Life

Johanna Theodolinde Erika Petri was born on 7 December 1906 in Rostock. She grew up as the second of six children in Belgard on the banks of the Persante River (Eastern Pomerania, today Poland). Her father was director of the central power station. The family was wealthy and valued education. In order to be able to do the final secondary school diploma, young Erika, together was the first girl to attend the public grammar school for boys. Afterwards she studied art history, archaeology and medieval history in Lausanne, Munich and London. She completed her studies in 1931 and finished her doctorate with a thesis about the rococo sculptor Johann Michael Feichtmayr.

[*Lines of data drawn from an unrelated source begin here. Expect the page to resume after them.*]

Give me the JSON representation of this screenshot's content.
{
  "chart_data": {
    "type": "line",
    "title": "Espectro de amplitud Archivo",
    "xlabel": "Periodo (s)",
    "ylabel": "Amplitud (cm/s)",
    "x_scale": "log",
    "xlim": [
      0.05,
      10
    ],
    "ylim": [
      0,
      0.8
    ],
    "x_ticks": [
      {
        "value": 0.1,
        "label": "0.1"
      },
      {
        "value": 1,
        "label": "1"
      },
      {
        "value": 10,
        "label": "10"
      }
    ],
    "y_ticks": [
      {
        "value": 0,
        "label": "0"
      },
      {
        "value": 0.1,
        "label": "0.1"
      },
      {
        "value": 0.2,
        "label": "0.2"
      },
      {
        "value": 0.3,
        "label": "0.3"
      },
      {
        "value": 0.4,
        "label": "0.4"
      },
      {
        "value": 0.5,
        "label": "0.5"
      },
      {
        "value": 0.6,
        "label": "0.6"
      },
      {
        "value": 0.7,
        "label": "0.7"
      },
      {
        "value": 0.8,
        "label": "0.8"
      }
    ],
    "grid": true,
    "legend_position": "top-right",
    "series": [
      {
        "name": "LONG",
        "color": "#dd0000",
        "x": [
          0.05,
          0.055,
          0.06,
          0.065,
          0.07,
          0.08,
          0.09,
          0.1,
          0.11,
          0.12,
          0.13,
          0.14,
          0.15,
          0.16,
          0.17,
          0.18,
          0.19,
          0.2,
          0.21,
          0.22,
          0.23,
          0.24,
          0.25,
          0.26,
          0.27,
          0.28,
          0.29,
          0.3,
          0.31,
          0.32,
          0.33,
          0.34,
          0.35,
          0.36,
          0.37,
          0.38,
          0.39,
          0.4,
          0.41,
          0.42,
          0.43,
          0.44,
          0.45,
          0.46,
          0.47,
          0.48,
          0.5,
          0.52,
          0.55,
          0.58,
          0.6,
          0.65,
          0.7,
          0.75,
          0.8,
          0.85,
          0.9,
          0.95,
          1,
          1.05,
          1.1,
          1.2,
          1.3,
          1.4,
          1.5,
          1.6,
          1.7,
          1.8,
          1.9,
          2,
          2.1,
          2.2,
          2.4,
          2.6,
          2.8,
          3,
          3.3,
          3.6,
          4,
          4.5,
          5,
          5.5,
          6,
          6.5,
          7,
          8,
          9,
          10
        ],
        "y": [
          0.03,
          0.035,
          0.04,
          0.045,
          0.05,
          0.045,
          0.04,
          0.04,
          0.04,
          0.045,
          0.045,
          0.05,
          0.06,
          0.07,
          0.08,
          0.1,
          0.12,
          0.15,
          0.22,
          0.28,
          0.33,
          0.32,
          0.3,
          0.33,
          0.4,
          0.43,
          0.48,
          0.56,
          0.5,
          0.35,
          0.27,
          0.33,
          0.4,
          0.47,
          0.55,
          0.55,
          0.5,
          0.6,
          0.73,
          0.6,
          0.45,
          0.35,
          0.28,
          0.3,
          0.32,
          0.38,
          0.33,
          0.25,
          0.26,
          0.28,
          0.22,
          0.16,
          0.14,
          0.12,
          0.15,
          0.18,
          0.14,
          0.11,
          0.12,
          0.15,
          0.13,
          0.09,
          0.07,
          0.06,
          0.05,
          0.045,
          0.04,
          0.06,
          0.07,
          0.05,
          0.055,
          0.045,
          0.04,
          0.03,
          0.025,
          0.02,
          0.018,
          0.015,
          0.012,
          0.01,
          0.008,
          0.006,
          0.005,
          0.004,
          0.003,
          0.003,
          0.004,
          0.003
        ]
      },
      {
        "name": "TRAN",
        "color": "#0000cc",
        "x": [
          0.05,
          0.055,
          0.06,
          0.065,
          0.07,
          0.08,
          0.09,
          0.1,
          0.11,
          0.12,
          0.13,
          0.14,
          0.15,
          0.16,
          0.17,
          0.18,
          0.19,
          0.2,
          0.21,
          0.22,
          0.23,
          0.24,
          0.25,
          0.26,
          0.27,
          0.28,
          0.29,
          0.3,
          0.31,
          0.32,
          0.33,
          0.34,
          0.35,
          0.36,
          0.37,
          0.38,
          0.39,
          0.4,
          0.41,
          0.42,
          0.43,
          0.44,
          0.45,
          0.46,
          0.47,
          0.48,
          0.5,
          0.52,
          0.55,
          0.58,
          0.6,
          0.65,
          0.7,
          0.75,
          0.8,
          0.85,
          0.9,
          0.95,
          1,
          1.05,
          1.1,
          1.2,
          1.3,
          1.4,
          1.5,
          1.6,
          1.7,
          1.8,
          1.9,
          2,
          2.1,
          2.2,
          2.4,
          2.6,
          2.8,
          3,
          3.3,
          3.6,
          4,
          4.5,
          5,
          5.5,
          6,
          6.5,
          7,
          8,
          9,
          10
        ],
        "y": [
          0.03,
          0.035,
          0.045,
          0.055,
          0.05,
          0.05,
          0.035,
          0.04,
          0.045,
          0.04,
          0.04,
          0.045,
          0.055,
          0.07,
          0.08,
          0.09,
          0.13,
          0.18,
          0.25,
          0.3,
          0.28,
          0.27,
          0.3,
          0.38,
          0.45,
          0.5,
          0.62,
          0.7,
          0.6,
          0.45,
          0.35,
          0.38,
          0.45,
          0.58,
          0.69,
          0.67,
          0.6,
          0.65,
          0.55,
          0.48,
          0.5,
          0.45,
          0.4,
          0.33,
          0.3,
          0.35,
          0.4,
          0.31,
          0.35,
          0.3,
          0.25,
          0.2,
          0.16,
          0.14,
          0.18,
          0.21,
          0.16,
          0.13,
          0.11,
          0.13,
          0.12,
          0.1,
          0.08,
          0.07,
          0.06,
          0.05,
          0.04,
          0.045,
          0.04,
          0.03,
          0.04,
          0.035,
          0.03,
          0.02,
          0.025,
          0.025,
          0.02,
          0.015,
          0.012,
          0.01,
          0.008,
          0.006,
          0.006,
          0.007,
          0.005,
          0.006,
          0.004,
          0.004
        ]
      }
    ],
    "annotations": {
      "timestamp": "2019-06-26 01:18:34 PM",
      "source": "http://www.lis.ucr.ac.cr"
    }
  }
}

When studying in Munich, Erika Petra met the mechanical engineering student Günter Fuchs. They were married in 1932 and moved to Schwarzenbach an der Saale. Günter Fuchs became the managing director and subsequent owner of the company SUMMA Feuerungen, which produced modern heating systems for tiled stoves. Their sons Thomas and Nikolas were born in 1934 and 1938. Günter Fuchs was an engineer who registered numerous improvements of boilers for patent and designed their domestic furniture. In 1941, he was conscripted into the German army. For some time he worked in the German Army Ordnance and later became the technical director of an underground pilot plant for the production of the so-called V2 rocket.

Erika Fuchs was not able to work as an art historian in the small town of Schwarzenbach.  After the war, she dedicated herself to the establishment of the secondary school in Schwarzenbach for a few years. As she appreciated English literature, she started to translate for her own pleasure. Ultimately, she took on orders as a free-lance translator, among others for Reader’s Digest. One day she met the manager of the newly founded Ehapa publisher in the Stuttgart publishing house. He offered her new material that so far was completely unknown in Germany: magazines with coloured drawings of mice and ducks that spoke to each other by means of speech bubbles. Erika Fuchs was appalled and refused – in her opinion, something like this would never work in Germany. Despite this, she took a few magazines home, showed them to her husband and, finally, was won over.

The first German Mickey Mouse magazine was published in 1951. The imprint indicated: Chief editor Dr. Erika Fuchs. She translated the stories from Duckburg until 1988. After Günter Fuchs’ death in 1984, Erika Fuchs moved to Munich where her children and grandchildren lived. She passed away in 2005 at the age of 98 years and is buried in Schwarzenbach an der Saale alongside her husband.